Inspiration

I've been recently working on a project where we had to develop some services for customers on Cisco Network Services Orchestrator - NSO. We had also to develop the list of tests to test services are working when deployed and I started actively using Postman to compose the requests (ie. to create service, update the service, delete..). The NSO provides the RESTCONF API and all of the above is pretty easy to do once the service is developed. It is however a bit complicated to quickly fetch the list of the configured services and we needed that info to be compared in a few environments so I got the inspiration to do this task now :)

What it does

The collection basically has two requests - the first is get a request to NSO to fetch all of the configured services by calling to /restconf/data/tailf-ncs:services. The response is then parsed to json object, and from there we extract the service names. We do that by looking in the key names while in loop, as the keys are not known upfront (ie. service names we define as we develop them).

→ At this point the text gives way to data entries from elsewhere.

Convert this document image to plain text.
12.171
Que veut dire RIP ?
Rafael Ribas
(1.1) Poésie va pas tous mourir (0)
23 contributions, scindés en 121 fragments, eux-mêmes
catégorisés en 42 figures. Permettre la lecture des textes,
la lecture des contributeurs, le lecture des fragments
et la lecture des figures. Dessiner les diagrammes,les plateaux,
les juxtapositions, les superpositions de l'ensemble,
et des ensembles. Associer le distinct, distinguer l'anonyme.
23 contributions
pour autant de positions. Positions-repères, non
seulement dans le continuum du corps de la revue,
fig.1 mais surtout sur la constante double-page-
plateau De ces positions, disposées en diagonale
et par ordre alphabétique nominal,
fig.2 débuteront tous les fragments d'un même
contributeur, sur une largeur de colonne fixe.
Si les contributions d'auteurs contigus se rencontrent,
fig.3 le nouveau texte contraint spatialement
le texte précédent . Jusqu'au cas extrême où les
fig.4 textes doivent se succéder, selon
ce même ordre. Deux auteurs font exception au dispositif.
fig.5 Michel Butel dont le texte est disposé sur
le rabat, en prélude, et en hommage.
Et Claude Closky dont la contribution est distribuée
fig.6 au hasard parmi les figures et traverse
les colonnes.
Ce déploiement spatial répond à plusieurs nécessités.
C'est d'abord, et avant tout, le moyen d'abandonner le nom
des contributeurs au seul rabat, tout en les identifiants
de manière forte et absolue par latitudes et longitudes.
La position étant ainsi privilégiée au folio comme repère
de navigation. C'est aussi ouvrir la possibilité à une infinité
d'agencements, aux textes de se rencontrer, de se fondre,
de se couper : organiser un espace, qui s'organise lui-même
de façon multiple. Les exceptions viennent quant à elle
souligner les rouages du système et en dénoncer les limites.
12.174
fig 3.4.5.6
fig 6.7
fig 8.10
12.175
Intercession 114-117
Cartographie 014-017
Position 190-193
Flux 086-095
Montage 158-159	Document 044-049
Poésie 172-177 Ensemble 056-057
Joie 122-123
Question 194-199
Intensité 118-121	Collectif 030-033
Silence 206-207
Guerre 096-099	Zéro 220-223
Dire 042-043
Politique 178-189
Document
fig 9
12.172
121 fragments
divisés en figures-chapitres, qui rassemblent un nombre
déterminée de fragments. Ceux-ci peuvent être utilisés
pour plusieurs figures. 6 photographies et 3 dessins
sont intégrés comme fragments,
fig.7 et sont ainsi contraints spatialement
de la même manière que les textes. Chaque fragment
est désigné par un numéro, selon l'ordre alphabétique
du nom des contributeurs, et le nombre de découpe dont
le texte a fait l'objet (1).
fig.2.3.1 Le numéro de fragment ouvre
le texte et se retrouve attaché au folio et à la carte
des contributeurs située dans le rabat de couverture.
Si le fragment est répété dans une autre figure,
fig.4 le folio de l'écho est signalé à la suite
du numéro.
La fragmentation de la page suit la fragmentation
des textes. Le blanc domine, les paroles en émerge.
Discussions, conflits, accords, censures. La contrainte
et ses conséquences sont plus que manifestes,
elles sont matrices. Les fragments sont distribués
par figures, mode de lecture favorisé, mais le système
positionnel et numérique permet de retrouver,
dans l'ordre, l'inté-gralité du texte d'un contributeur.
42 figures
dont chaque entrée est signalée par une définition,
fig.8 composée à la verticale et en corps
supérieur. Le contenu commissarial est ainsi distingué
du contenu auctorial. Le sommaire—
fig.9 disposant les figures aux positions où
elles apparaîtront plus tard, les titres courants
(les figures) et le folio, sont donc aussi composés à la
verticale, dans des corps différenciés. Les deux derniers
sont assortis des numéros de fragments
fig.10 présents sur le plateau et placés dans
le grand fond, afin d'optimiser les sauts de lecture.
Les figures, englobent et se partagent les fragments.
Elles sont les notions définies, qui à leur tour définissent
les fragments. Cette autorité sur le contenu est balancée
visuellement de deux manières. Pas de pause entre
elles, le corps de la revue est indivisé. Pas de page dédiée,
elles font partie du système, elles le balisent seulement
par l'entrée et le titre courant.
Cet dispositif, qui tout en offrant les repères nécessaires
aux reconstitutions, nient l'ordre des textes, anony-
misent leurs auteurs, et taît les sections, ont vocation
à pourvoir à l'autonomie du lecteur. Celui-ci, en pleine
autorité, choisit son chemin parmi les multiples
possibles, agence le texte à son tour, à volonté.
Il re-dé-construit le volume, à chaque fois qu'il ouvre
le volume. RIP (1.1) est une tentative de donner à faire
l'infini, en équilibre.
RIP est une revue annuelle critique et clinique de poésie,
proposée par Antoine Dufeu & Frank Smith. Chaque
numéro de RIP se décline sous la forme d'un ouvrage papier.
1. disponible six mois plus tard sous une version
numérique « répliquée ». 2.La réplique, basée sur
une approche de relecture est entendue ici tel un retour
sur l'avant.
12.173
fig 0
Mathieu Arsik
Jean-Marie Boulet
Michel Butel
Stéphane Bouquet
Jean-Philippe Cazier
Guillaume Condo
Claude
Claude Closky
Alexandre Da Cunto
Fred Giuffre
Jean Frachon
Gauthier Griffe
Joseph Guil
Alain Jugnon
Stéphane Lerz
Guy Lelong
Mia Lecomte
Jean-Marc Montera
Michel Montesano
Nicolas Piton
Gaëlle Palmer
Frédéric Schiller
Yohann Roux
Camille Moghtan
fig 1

Once the service names are known, we save them as the string, do a bit of manipulation on the string to "beautify" the output, and save this data in EnviromentalVariable.

Then we have POST to Cisco Webex Teams (but could be easily changed to Slack) with the notification of how many services are currently available and the list of Service names (using a static variable for device id, also used for authentication, and the two dynamical ones - count and service name).

An environment will need to store environmental variables.

How we built it

As explained above :)

Challenges we ran into

The biggest challenge was to find an efficient way to extract the keys from a nested json object by a person that never did js before! Yaaay!!

Accomplishments that we're proud of

Working collection :)

What we learned

A bit of javascript and use of env variables will be using more of this for sure in the future!

What's next for Send the list of Network Services to Cisco Webex Teams

Plan to expand the collection with more APIs to be used in automated testing of the services developed.